Chen Wei, Fu Xiao-bing, Ge Shi-li, Sun Tong-zhu, Jiang Du-yin, Zhou Gang, Sheng Zhi-yong
Key Research Laboratory of Wound Repair, Burns Institute, 304 th Hospital of PLA, Beijing 100037, China.
Zhongguo Wei Zhong Bing Ji Jiu Yi Xue. 2004 Apr;16(4):206-9.
To investigate gene expression of transforming growth factor-beta(1) (TGF-beta(1)) and its two upstream signalling factors (smad2 and smad3) in fetal skin at different gestational ages and postnatal skin and its potential biological significance.
Fetal skin samples of human embryo were obtained from spontaneous abortions at different gestational ages ranging from 13 to 32 weeks, and also skin collected from patients undergoing plastic surgery. After morphological characteristics of skin at different developmental stages were examined histologically, gene expressions of TGF-beta(1), smad2 and smad3 in skin specimens at different developmental stages were examined with reverse transcription-polymerase chain reaction analysis (RT-PCR).
Gene expression of TGF-beta(1), smad2 and smad3 could all be detected in fetal skin and skin after birth. In skin from early gestational fetus, gene expressions of TGF-beta(1) and smad2 were weak. Along with advance in gestational age, gene expression of these two genes in skin became progressively stronger. In skin from late gestational fetus and skin after birth, the transcription contents of these two genes were significantly increased compared with early gestation fetus (P<0.05).

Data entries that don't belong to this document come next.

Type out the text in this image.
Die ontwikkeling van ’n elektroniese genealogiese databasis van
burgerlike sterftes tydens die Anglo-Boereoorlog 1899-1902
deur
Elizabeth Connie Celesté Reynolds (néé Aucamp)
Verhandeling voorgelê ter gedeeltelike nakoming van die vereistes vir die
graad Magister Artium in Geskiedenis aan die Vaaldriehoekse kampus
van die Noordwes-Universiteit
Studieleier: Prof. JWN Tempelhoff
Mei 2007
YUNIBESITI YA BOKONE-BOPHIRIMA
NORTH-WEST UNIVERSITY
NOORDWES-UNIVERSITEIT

On the contrary, gene expression of smad3 was apparently higher in younger fetal skin versus elder compared with that of late fetal skin (P<0.05). In skins after birth, the levels of smad3 gene expression were elevated to the level similar to that in early gestational fetal skin.

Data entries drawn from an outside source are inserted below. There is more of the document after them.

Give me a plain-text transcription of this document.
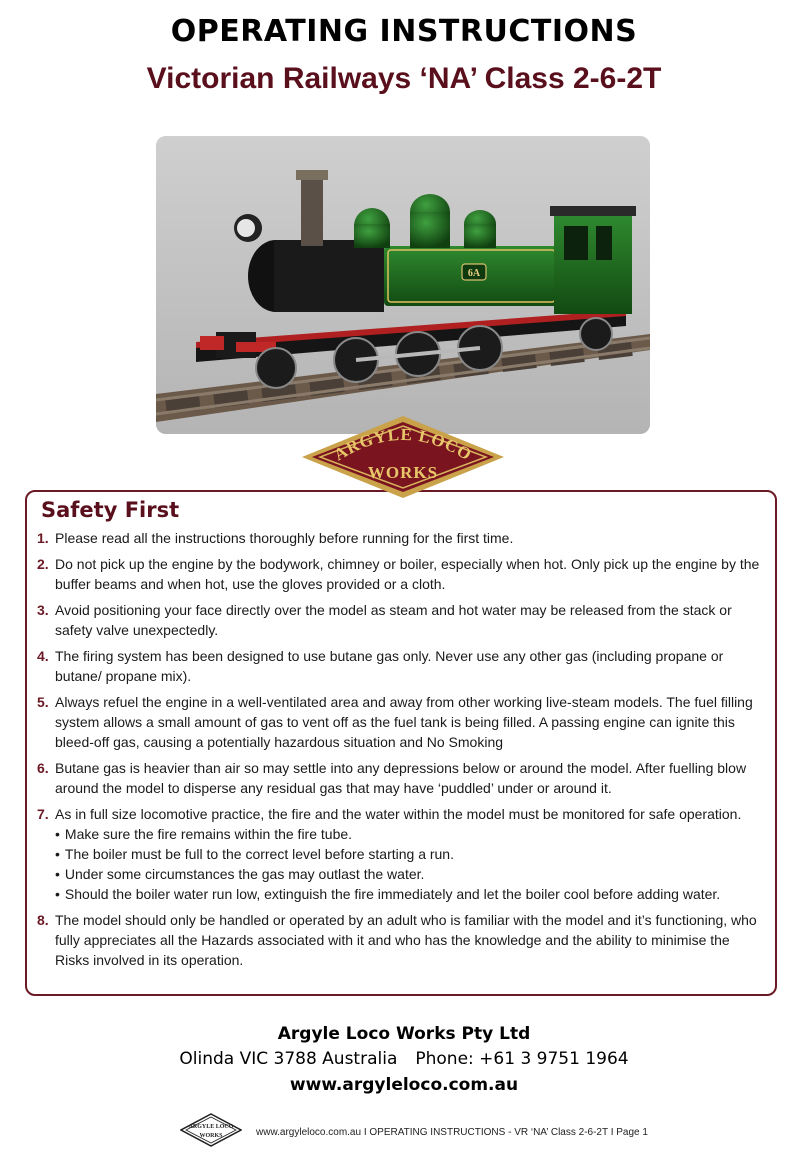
OPERATING INSTRUCTIONS
Victorian Railways ‘NA’ Class 2-6-2T
6A
ARGYLE LOCO
WORKS
Safety First
1. Please read all the instructions thoroughly before running for the first time.
2. Do not pick up the engine by the bodywork, chimney or boiler, especially when hot. Only pick up the engine by the buffer beams and when hot, use the gloves provided or a cloth.
3. Avoid positioning your face directly over the model as steam and hot water may be released from the stack or safety valve unexpectedly.
4. The firing system has been designed to use butane gas only. Never use any other gas (including propane or butane/ propane mix).
5. Always refuel the engine in a well-ventilated area and away from other working live-steam models. The fuel filling system allows a small amount of gas to vent off as the fuel tank is being filled. A passing engine can ignite this bleed-off gas, causing a potentially hazardous situation and No Smoking
6. Butane gas is heavier than air so may settle into any depressions below or around the model. After fuelling blow around the model to disperse any residual gas that may have ‘puddled’ under or around it.
7. As in full size locomotive practice, the fire and the water within the model must be monitored for safe operation.
• Make sure the fire remains within the fire tube.
• The boiler must be full to the correct level before starting a run.
• Under some circumstances the gas may outlast the water.
• Should the boiler water run low, extinguish the fire immediately and let the boiler cool before adding water.
8. The model should only be handled or operated by an adult who is familiar with the model and it’s functioning, who fully appreciates all the Hazards associated with it and who has the knowledge and the ability to minimise the Risks involved in its operation.
Argyle Loco Works Pty Ltd
Olinda VIC 3788 Australia Phone: +61 3 9751 1964
www.argyleloco.com.au
ARGYLE LOCO
WORKS	www.argyleloco.com.au I OPERATING INSTRUCTIONS - VR ‘NA’ Class 2-6-2T I Page 1
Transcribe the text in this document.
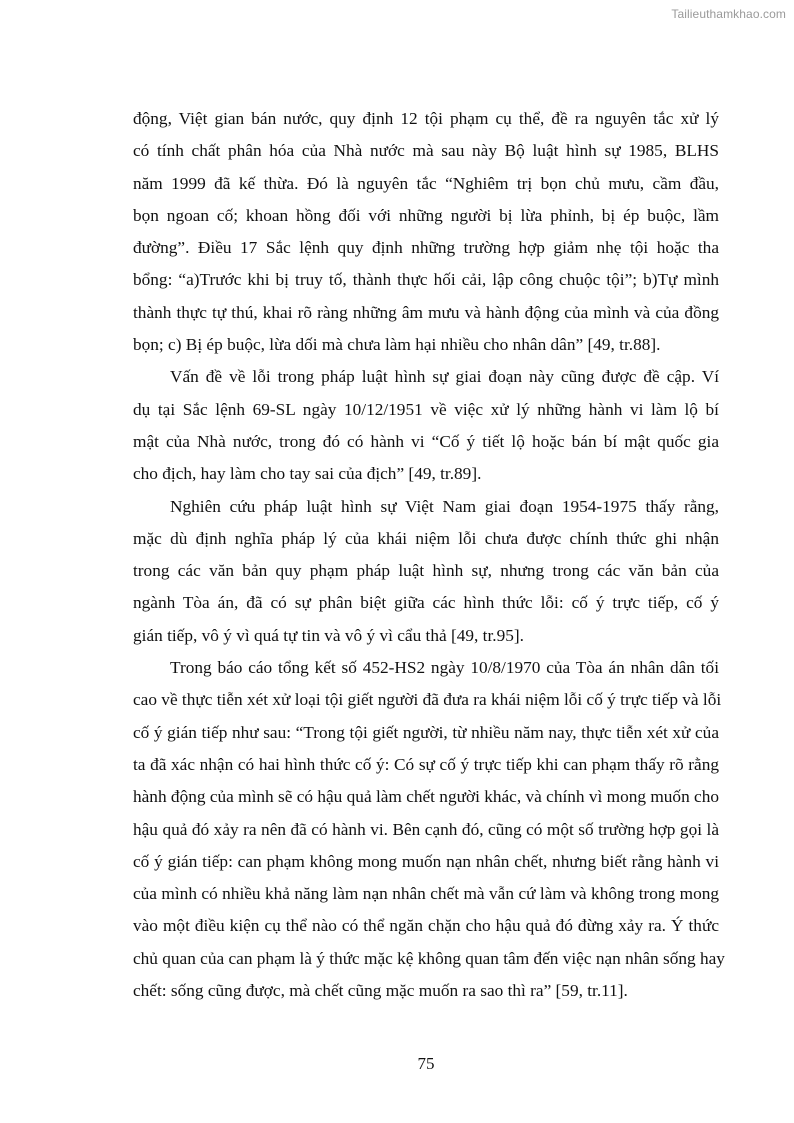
Tailieuthamkhao.com
động, Việt gian bán nước, quy định 12 tội phạm cụ thể, đề ra nguyên tắc xử lý
có tính chất phân hóa của Nhà nước mà sau này Bộ luật hình sự 1985, BLHS
năm 1999 đã kế thừa. Đó là nguyên tắc “Nghiêm trị bọn chủ mưu, cầm đầu,
bọn ngoan cố; khoan hồng đối với những người bị lừa phỉnh, bị ép buộc, lầm
đường”. Điều 17 Sắc lệnh quy định những trường hợp giảm nhẹ tội hoặc tha
bổng: “a)Trước khi bị truy tố, thành thực hối cải, lập công chuộc tội”; b)Tự mình
thành thực tự thú, khai rõ ràng những âm mưu và hành động của mình và của đồng
bọn; c) Bị ép buộc, lừa dối mà chưa làm hại nhiều cho nhân dân” [49, tr.88].
Vấn đề về lỗi trong pháp luật hình sự giai đoạn này cũng được đề cập. Ví
dụ tại Sắc lệnh 69-SL ngày 10/12/1951 về việc xử lý những hành vi làm lộ bí
mật của Nhà nước, trong đó có hành vi “Cố ý tiết lộ hoặc bán bí mật quốc gia
cho địch, hay làm cho tay sai của địch” [49, tr.89].
Nghiên cứu pháp luật hình sự Việt Nam giai đoạn 1954-1975 thấy rằng,
mặc dù định nghĩa pháp lý của khái niệm lỗi chưa được chính thức ghi nhận
trong các văn bản quy phạm pháp luật hình sự, nhưng trong các văn bản của
ngành Tòa án, đã có sự phân biệt giữa các hình thức lỗi: cố ý trực tiếp, cố ý
gián tiếp, vô ý vì quá tự tin và vô ý vì cẩu thả [49, tr.95].
Trong báo cáo tổng kết số 452-HS2 ngày 10/8/1970 của Tòa án nhân dân tối
cao về thực tiễn xét xử loại tội giết người đã đưa ra khái niệm lỗi cố ý trực tiếp và lỗi
cố ý gián tiếp như sau: “Trong tội giết người, từ nhiều năm nay, thực tiễn xét xử của
ta đã xác nhận có hai hình thức cố ý: Có sự cố ý trực tiếp khi can phạm thấy rõ rằng
hành động của mình sẽ có hậu quả làm chết người khác, và chính vì mong muốn cho
hậu quả đó xảy ra nên đã có hành vi. Bên cạnh đó, cũng có một số trường hợp gọi là
cố ý gián tiếp: can phạm không mong muốn nạn nhân chết, nhưng biết rằng hành vi
của mình có nhiều khả năng làm nạn nhân chết mà vẫn cứ làm và không trong mong
vào một điều kiện cụ thể nào có thể ngăn chặn cho hậu quả đó đừng xảy ra. Ý thức
chủ quan của can phạm là ý thức mặc kệ không quan tâm đến việc nạn nhân sống hay
chết: sống cũng được, mà chết cũng mặc muốn ra sao thì ra” [59, tr.11].
75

The signal pathway mediated by TGF-beta(1) might be involved in regulating development of the skin at embryonic stage and in designating cetaceous structure and function, and also in wound healing after birth. The relative lack in expression of TGF-beta(1) and smad2 genes in skins from younger fetuses might contribute to fetal scar-less healing, in which the role of smad3 needs to be further investigated.
研究不同胎龄胎儿皮肤及出生后皮肤中转化生长因子-β1(TGF-β1)及其两个上游信号因子(smad2和smad3)的基因表达情况及其潜在生物学意义。

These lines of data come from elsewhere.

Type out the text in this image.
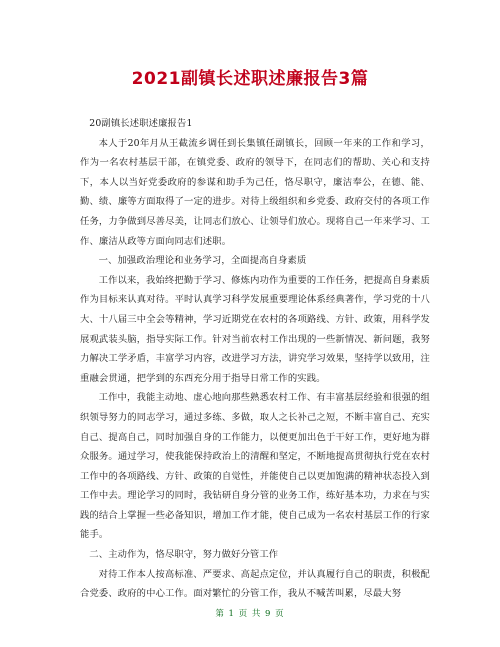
2021副镇长述职述廉报告3篇

20副镇长述职述廉报告1

本人于20年月从王截流乡调任到长集镇任副镇长，回顾一年来的工作和学习，作为一名农村基层干部，在镇党委、政府的领导下，在同志们的帮助、关心和支持下，本人以当好党委政府的参谋和助手为己任，恪尽职守，廉洁奉公，在德、能、勤、绩、廉等方面取得了一定的进步。对待上级组织和乡党委、政府交付的各项工作任务，力争做到尽善尽美，让同志们放心、让领导们放心。现将自己一年来学习、工作、廉洁从政等方面向同志们述职。

一、加强政治理论和业务学习，全面提高自身素质

工作以来，我始终把勤于学习、修炼内功作为重要的工作任务，把提高自身素质作为目标来认真对待。平时认真学习科学发展重要理论体系经典著作，学习党的十八大、十八届三中全会等精神，学习近期党在农村的各项路线、方针、政策，用科学发展观武装头脑，指导实际工作。针对当前农村工作出现的一些新情况、新问题，我努力解决工学矛盾，丰富学习内容，改进学习方法，讲究学习效果，坚持学以致用，注重融会贯通，把学到的东西充分用于指导日常工作的实践。

工作中，我能主动地、虚心地向那些熟悉农村工作、有丰富基层经验和很强的组织领导努力的同志学习，通过多练、多做，取人之长补己之短，不断丰富自己、充实自己、提高自己，同时加强自身的工作能力，以便更加出色于干好工作，更好地为群众服务。通过学习，使我能保持政治上的清醒和坚定，不断地提高贯彻执行党在农村工作中的各项路线、方针、政策的自觉性，并能使自己以更加饱满的精神状态投入到工作中去。理论学习的同时，我钻研自身分管的业务工作，练好基本功，力求在与实践的结合上掌握一些必备知识，增加工作才能，使自己成为一名农村基层工作的行家能手。

二、主动作为，恪尽职守，努力做好分管工作

对待工作本人按高标准、严要求、高起点定位，并认真履行自己的职责，积极配合党委、政府的中心工作。面对繁忙的分管工作，我从不喊苦叫累，尽最大努

第 1 页 共 9 页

从孕13至32周不同胎龄自然流产的人类胚胎获取胎儿皮肤样本,同时收集整形手术患者的皮肤。对不同发育阶段皮肤的形态特征进行组织学检查后,采用逆转录-聚合酶链反应分析(RT-PCR)检测不同发育阶段皮肤标本中TGF-β1、smad2和smad3的基因表达。
TGF-β1、smad2和smad3的基因表达在胎儿皮肤及出生后皮肤中均能检测到。在孕早期胎儿皮肤中,TGF-β1和smad2的基因表达较弱。随着胎龄增加,这两个基因在皮肤中的表达逐渐增强。与孕早期胎儿相比,孕晚期胎儿皮肤及出生后皮肤中这两个基因的转录含量显著增加(P<0.05)。相反,与孕晚期胎儿相比,孕早期胎儿皮肤中smad3的基因表达明显更高(P<0.05)。在出生后的皮肤中,smad3基因表达水平升高至与孕早期胎儿皮肤相似的水平。
由TGF-β1介导的信号通路可能参与调节胚胎期皮肤的发育、指定皮肤结构和功能,以及出生后的伤口愈合。孕早期胎儿皮肤中TGF-β1和smad2基因表达相对缺乏可能有助于胎儿无瘢痕愈合,其中smad3的作用有待进一步研究。